- The Washington Times - Monday, February 23, 2009

ANALYSIS/OPINION:

COMMENTARY:

One of the most important challenges confronting the intelligence community is learning the nature of and damage done by the worldwide network in nuclear centrifuge technology, bomb components and training run for almost two decades by Pakistani nuclear scientist A.Q. Khan - the revered “father” of his country’s nuclear program. Considered a pariah abroad but a hero at home, that task got a lot tougher when Pakistan’s Supreme Court ordered Mr. Khan released from house arrest earlier this month.

At the recent Wehrkunde Security Conference in Munich, Pakistani Foreign Minister Shah Mehmood Qureshi astonished delegates (I was one), telling us that his government had not decided whether to challenge the court decision but that Pakistan would continue to monitor Mr. Khan.

But for those who stay awake at night worrying about Iran’s increasing mastery of centrifuge technology and the ability of terror groups to access nuclear components, Pakistan’s action is distressing.

When Mr.

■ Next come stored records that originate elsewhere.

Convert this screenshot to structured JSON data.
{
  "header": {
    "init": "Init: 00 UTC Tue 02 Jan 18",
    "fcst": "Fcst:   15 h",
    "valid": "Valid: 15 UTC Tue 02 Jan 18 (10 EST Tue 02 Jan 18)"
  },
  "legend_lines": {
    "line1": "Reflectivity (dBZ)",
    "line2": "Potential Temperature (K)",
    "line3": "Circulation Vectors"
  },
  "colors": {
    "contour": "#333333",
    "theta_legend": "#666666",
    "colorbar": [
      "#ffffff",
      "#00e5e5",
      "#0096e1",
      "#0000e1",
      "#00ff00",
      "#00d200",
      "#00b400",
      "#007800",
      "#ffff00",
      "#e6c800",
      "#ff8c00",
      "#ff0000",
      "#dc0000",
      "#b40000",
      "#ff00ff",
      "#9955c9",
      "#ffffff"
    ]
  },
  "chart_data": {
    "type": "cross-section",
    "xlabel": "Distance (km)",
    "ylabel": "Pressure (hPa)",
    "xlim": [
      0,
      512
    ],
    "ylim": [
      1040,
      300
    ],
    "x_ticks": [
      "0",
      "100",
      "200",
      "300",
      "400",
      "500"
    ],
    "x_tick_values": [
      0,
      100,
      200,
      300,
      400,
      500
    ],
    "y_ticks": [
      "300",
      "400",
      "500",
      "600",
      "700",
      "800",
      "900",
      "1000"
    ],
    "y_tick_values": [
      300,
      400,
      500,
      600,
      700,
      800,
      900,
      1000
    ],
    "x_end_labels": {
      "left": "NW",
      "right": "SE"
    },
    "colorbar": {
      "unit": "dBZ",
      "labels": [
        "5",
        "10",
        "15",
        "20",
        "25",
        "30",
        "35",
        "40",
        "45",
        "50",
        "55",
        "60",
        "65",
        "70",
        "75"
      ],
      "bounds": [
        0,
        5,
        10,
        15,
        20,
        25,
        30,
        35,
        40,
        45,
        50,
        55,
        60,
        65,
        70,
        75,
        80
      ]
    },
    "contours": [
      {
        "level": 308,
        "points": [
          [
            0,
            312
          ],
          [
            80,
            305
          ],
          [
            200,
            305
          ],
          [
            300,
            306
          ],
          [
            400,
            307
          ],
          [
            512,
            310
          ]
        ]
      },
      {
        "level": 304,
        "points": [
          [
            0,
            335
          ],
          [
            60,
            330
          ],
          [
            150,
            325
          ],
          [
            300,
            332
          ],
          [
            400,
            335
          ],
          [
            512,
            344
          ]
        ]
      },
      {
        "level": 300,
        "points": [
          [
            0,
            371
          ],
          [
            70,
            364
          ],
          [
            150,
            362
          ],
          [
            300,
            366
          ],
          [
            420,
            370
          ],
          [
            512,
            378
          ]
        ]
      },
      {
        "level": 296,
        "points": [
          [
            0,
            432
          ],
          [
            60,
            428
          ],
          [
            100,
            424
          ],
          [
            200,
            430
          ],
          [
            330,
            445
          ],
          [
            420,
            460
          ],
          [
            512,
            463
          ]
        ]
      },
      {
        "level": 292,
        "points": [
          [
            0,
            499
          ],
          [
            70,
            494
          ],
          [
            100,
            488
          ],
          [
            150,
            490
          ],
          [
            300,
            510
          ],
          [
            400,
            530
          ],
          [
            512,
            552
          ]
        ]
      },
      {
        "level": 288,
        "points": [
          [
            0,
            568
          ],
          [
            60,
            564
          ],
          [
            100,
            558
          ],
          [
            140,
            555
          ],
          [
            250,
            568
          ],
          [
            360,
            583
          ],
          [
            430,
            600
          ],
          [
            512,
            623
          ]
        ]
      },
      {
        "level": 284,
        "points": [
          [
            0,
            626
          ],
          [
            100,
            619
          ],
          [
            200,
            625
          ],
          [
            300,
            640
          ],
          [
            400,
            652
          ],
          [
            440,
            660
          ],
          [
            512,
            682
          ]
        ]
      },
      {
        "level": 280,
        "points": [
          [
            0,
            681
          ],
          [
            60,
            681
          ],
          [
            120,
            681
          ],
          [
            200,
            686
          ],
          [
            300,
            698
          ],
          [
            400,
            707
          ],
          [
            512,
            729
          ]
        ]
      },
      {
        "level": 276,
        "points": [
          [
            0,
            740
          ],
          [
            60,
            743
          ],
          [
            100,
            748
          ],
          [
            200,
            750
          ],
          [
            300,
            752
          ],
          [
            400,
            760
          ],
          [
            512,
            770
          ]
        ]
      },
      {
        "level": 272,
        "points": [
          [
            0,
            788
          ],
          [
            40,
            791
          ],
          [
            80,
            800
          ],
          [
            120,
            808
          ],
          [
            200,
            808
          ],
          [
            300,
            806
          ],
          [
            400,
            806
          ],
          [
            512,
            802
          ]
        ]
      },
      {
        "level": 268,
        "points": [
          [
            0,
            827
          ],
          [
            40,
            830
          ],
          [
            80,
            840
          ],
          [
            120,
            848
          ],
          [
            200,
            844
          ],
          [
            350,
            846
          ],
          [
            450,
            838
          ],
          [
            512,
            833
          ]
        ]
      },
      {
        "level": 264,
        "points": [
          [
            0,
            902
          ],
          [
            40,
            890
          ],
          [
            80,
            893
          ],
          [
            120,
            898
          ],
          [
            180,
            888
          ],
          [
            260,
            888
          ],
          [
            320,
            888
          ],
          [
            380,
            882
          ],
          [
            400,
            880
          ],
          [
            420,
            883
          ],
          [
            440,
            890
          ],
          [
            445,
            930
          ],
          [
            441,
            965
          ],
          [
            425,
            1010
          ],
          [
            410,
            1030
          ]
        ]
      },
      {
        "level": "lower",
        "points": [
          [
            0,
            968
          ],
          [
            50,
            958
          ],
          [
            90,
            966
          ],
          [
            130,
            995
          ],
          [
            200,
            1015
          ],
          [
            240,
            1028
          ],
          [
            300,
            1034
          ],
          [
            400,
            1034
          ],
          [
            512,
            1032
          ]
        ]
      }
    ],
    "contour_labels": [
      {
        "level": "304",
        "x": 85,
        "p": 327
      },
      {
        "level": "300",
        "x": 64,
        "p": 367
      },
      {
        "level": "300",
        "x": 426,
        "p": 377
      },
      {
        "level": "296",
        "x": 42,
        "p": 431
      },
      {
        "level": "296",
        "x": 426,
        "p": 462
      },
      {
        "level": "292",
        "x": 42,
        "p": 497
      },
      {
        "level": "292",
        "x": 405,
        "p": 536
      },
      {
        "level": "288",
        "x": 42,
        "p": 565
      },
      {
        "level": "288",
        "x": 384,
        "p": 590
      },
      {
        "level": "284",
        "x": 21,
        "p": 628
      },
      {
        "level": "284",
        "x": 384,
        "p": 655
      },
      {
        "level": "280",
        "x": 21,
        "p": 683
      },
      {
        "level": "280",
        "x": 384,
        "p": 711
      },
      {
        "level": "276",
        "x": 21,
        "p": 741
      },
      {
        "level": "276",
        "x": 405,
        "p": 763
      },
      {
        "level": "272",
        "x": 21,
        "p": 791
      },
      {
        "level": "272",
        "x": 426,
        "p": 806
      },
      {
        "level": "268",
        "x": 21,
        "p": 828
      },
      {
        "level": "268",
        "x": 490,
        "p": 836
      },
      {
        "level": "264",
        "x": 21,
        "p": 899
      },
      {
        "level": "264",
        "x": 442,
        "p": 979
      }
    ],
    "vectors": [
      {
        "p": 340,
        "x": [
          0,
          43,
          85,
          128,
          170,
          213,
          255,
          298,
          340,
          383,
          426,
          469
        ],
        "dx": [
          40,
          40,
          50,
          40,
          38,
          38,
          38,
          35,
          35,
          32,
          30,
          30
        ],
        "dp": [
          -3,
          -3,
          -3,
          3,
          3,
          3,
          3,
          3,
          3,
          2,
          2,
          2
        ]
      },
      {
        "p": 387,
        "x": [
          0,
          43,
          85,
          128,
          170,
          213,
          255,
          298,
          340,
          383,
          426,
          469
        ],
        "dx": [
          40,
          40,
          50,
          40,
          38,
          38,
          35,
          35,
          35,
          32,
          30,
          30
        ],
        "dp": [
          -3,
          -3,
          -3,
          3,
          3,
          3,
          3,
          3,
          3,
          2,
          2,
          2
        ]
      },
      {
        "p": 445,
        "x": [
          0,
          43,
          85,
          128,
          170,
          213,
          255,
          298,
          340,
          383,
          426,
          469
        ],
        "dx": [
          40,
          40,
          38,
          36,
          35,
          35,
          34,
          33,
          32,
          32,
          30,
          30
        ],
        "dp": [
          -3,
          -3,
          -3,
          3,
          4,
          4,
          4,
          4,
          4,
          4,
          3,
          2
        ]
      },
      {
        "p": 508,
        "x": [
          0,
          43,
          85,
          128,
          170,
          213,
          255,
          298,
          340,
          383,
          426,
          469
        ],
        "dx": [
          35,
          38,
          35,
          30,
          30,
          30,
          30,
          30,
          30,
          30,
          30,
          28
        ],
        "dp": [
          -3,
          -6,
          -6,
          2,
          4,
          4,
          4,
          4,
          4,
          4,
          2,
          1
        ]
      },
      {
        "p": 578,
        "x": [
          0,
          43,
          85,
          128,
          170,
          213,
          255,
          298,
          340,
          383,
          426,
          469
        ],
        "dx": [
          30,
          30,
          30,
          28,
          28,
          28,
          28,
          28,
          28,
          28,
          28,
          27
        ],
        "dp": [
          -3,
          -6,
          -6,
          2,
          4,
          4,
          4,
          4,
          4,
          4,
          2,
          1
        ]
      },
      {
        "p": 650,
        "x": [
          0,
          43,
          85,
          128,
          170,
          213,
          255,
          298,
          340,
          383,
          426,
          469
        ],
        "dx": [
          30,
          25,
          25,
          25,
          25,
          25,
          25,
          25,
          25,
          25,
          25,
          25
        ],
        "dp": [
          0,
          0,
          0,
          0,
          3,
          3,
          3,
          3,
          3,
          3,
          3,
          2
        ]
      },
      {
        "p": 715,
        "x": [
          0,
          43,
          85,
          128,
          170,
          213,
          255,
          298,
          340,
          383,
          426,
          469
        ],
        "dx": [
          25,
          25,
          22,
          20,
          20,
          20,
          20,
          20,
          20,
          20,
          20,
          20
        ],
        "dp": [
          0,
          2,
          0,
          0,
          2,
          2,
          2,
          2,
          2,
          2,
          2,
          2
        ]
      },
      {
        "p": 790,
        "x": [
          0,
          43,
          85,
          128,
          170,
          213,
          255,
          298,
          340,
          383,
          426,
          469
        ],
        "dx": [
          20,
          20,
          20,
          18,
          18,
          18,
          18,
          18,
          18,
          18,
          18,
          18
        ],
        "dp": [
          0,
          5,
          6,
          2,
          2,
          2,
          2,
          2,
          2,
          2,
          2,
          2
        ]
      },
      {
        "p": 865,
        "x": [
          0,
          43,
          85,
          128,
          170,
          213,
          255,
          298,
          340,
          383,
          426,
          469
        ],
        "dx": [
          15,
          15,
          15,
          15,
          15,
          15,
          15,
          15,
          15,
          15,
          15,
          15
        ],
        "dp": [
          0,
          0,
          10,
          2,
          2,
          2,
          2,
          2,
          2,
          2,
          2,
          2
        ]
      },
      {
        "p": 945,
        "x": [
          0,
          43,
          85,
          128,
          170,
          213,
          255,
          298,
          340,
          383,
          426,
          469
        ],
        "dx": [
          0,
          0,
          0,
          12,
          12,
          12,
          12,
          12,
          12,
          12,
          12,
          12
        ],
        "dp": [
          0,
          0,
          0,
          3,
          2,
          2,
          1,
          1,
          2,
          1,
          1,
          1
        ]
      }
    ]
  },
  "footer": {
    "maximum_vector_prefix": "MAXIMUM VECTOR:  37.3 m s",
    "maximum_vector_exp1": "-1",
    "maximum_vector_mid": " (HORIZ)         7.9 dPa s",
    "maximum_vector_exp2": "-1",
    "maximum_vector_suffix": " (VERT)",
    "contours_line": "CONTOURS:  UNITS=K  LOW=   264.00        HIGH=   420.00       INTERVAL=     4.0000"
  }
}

Khan “confessed” in 2004 to his illegal nuclear dealings, he was promptly placed under “house arrest” and pardoned by then President Pervez Musharraf. The U.S. government was denied access to Mr. Khan, and was never able to question him about what he did and what else he knew.

This much we do know. As a university student in Europe in the late 1960s and early 1970s, Mr. Khan earned degrees in metallurgical engineering from institutions in Holland and Belgium. In 1972, he began working for the Dutch partner of a uranium enrichment consortium and almost immediately raised eyebrows for repeated visits to a facility he was not cleared to see and for inquiries made about technical data unrelated to his own assignments.

Dutch intelligence quietly began to monitor him. In 1974, following India’s first nuclear test, Mr. Khan offered his expertise to Pakistani Prime Minister Zulfikar Ali Bhutto. Later that year, Mr. Khan’s company assigned him to work on Dutch translations of advanced, German-designed centrifuges - data to which he had unsupervised access for 16 days.

By 1975, the damage appears to have been done. Pakistan began to purchase components for its domestic uranium enrichment program from European suppliers, and Mr. Khan was transferred away from enrichment work due to concern about his activities.

In December, he abruptly returned to Pakistan with blueprints for centrifuges and other components and detailed lists of suppliers.

Convicted in absentia by the Dutch government for nuclear espionage, beginning in the mid-1980s, Mr. Khan is widely believed to have provided nuclear weapons technology to Iran, North Korea, Libya and possibly Syria and Iraq. His network involved front companies and operatives in Dubai, Malaysia, Singapore, South Africa, South Korea, Switzerland and Turkey. Though much of the network was taken down following Mr. Khan’s confession, there is no conclusive evidence that it was destroyed.

As ranking member on the House Intelligence Committee at the time, I was never convinced. And Mr. Khan is again a loose nuke scientist with proven ability to sell the worst weapons to the worst people.

What to do? The Obama administration should promptly seek Pakistani permission to question Mr. Khan, and Pakistan should agree to appeal the Supreme Court decision and perhaps to undo the Musharraf pardon. The U.S. Congress can condition further aid to Pakistan on those events.

But, hopefully, appropriate Pakistani officials worry as we do that their civilians could become nuclear targets - as could NATO soldiers in neighboring Afghanistan or civilians in any number of Western countries. Questioning Mr. Khan and learning all the details of his past and present activities is crucial.

It is imperative that President Obama’s strategy for the region Special Envoy Richard Holbrooke calls “Afpak’” include safeguards for Pakistan’s nuclear arsenal and finally defusing its “ticking bomb,” A.Q. Khan.

Jane Harman, California Democrat, chairs the Intelligence and Terrorism Risk Assessment Committee’s Intelligence and Terrorism Risk Assessment Subcommittee. She was a member of the House Intelligence Committee for eight years.